Masyarakat nan tersadarkan pada situasi politik nan tak sehat ini, akhirnya betul-betul memberikan perlawanan kepada pemerintahan nan berkuasa. Melalui gerakan reformasi tahun 1998, nan dimotori mahasiswa, rezim nan sering disebut sebagai rezim Orde Baru pun runtuh. Asa terciptanya pemerintahan nan bersih, termasuk bagi perkembangan politik Indonesia ke arah nan lebih baik muncul di masyarakat.



Perkembangan Politik Era Reformasi

Tidak ada nan bisa memberikan evaluasi dengan niscaya apakah cita-cita reformasi sudah terwujud atau belum.
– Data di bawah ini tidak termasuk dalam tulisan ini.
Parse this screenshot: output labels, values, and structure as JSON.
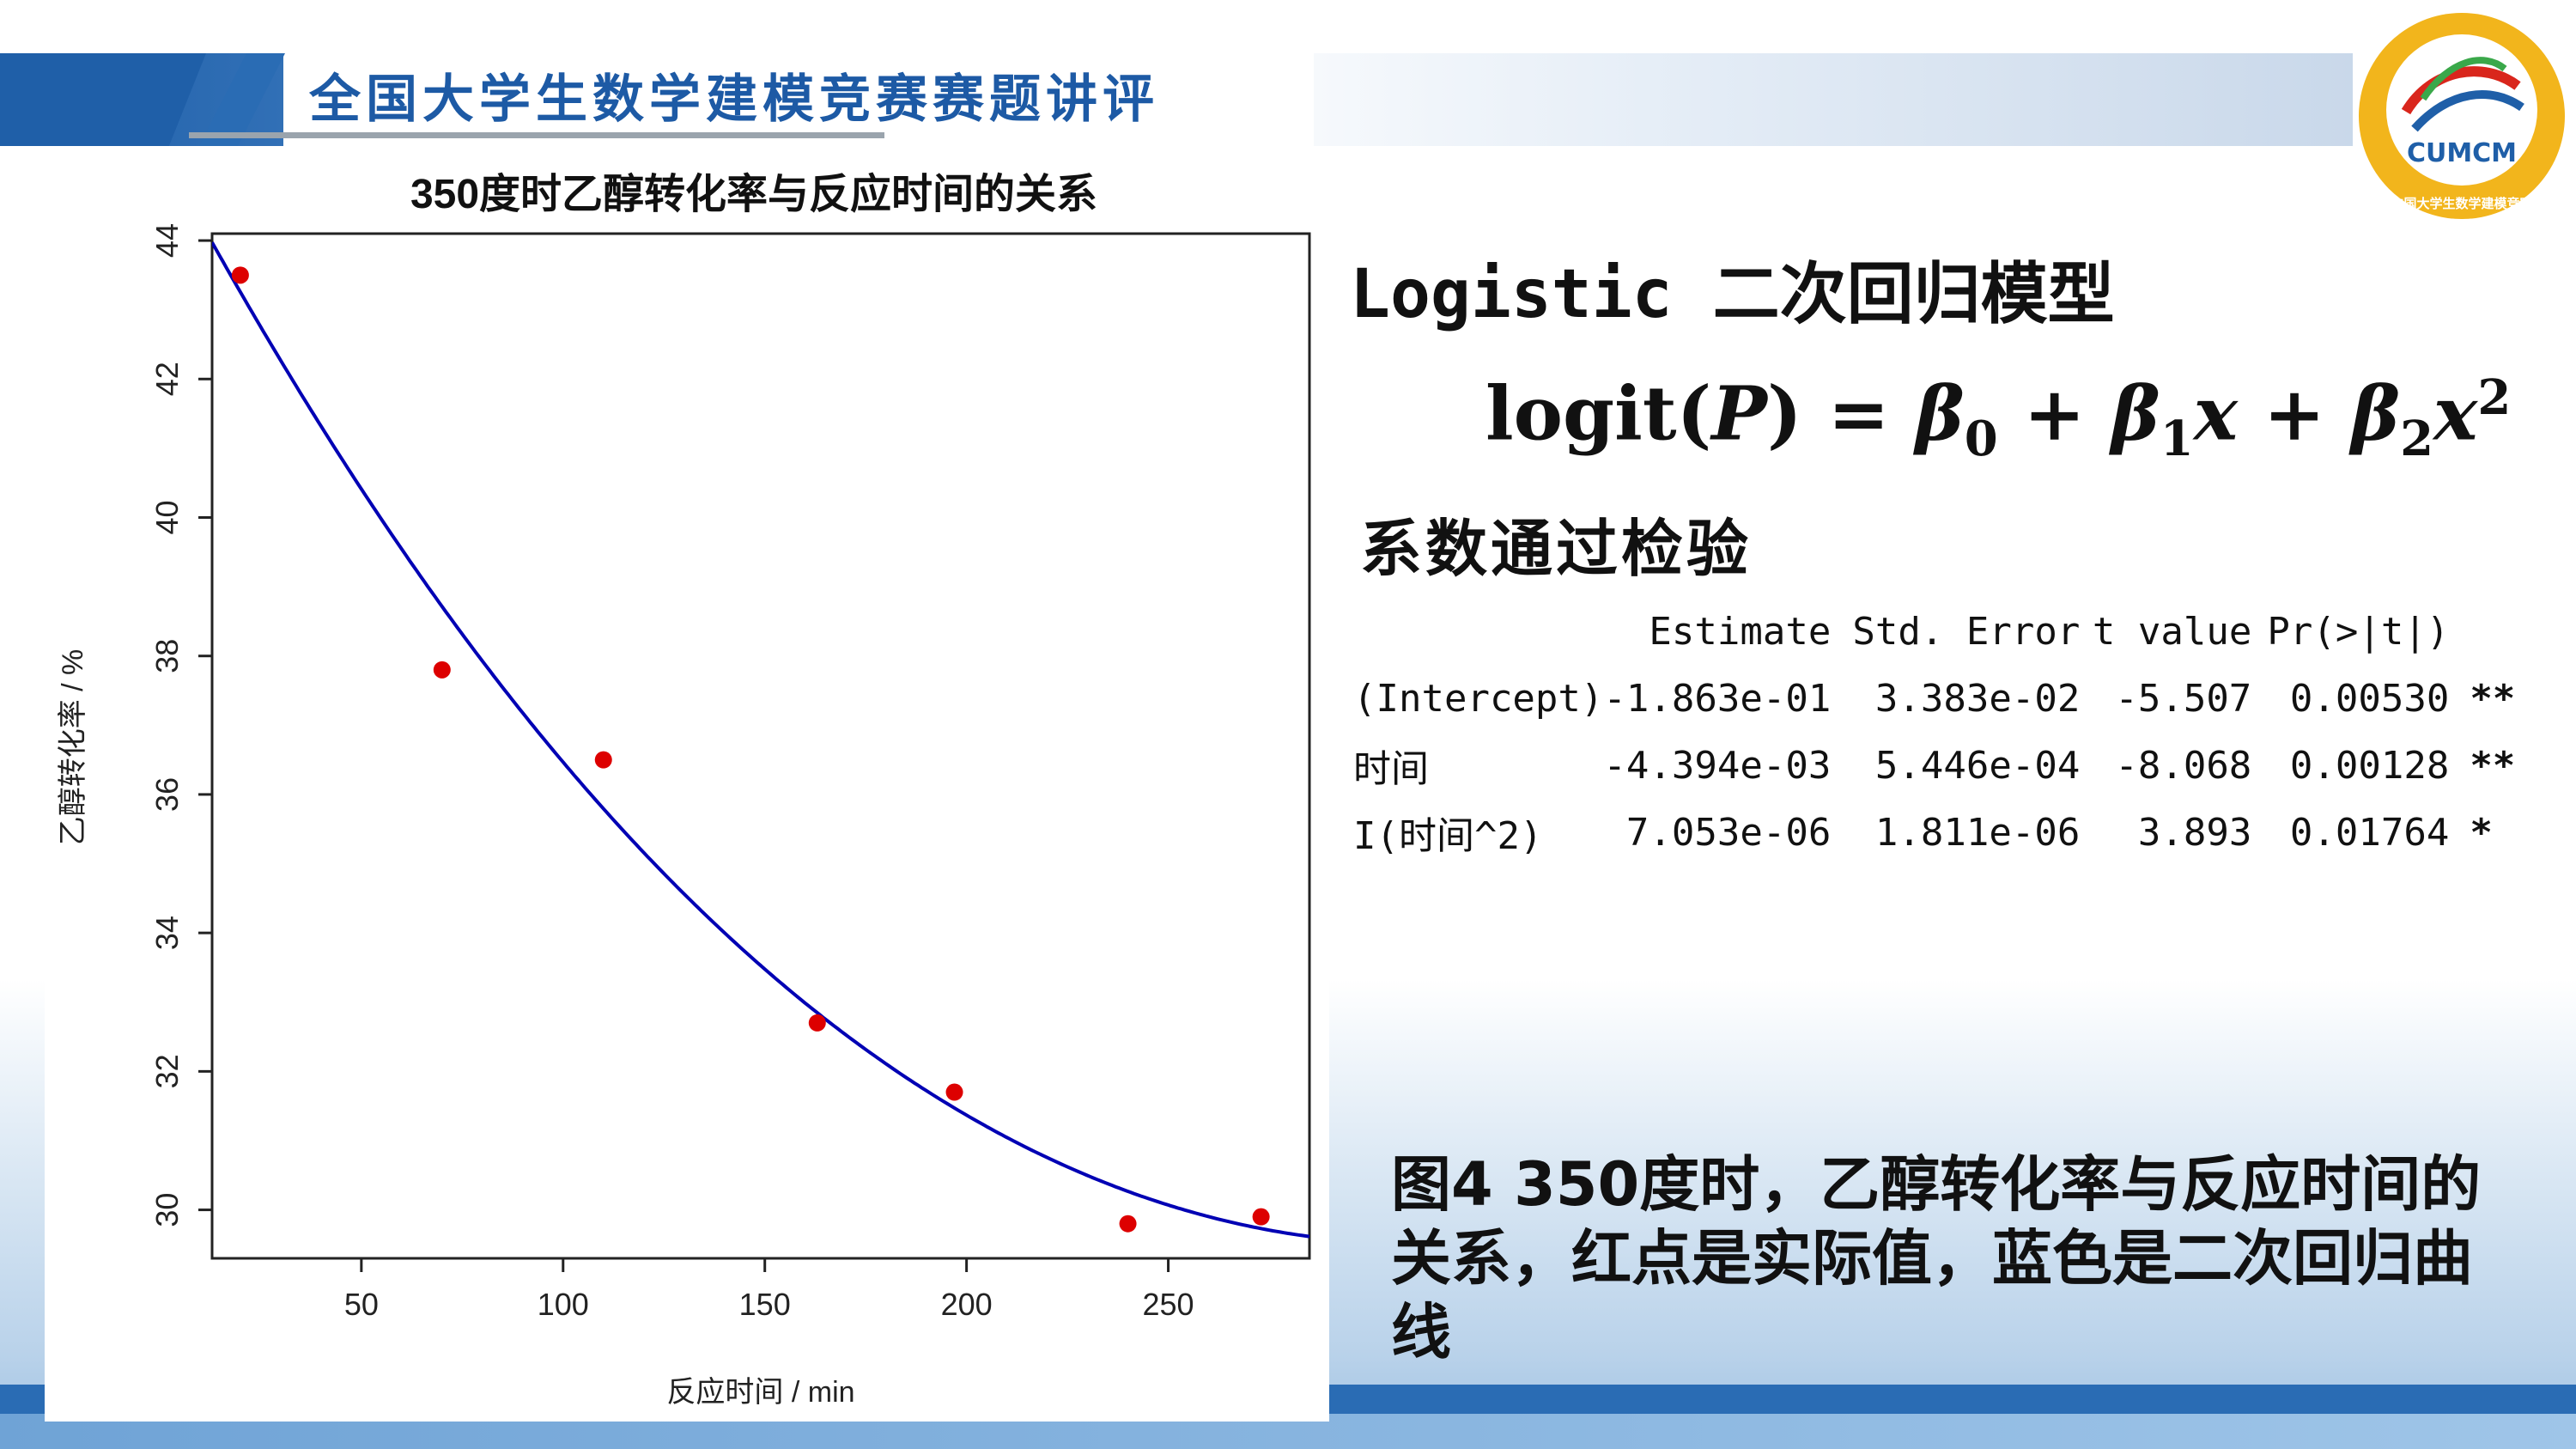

Runtuhnya kekuasaan Soeharto padahal telah memberikan secercah asa bagi terciptanya iklim demokrasi nan jauh lebih baik.Namun, asa itu fenomena hanya menjadi mimpi tanpa realisasi nyata.

Masih adanya disparitas dalam pandangan ketegasan terhadap sistem pemerintahan, merupakan salah satu indikator nan dapat kita lihat.Di sini terlihat ada persaingan politik nan terjadi, antara pemerintah dan legislatif sebagai pembuat produk undang-undang.

Kekuasaan presiden tak absolut dijalankan secara penuh, tapi terpengaruh pada parlemen. Hal ini akhirnya menciptakan situasi politik nan tak sehat, sebab presiden terpaku oleh kepentingan lain. Kepentingan itu dapat jadi tak berpengaruh pada pemugaran kondisi bangsa secara keseluruhan.

Dari uraian tadi, jelas terlihat bahwa sistem demokrasi dalam perkembangan politik Indonesia nan dibangun pasca Orde Baru masih mencari bentuk nan ideal. Satu prestasi nan patut kita cermati ialah keinginan nan kuat buat merealisasikan sistem pemilihan kepala daerah langsung. Kebebasan berserikat dan berpendapat nan ada dalam undang-undang dasar direalisasikan dengan sistem multipartai.

Perkembangan politik di Indonesia sepertinya memang masih mencari jalannya buat berkembang lebih baik lagi. Dari uraian di atas, kita bisa menyimpulkan bahwa butuh waktu lagi buat menemukan format sistem politik nan betul-betul mampu mendorong terciptanya pemerintahan nan baik pula.Jika merunut pada itu semua, maka perkembangan politik di Indonesia tak ada nan mampu memprediksi akan tumbuh seperti apa di masa depan.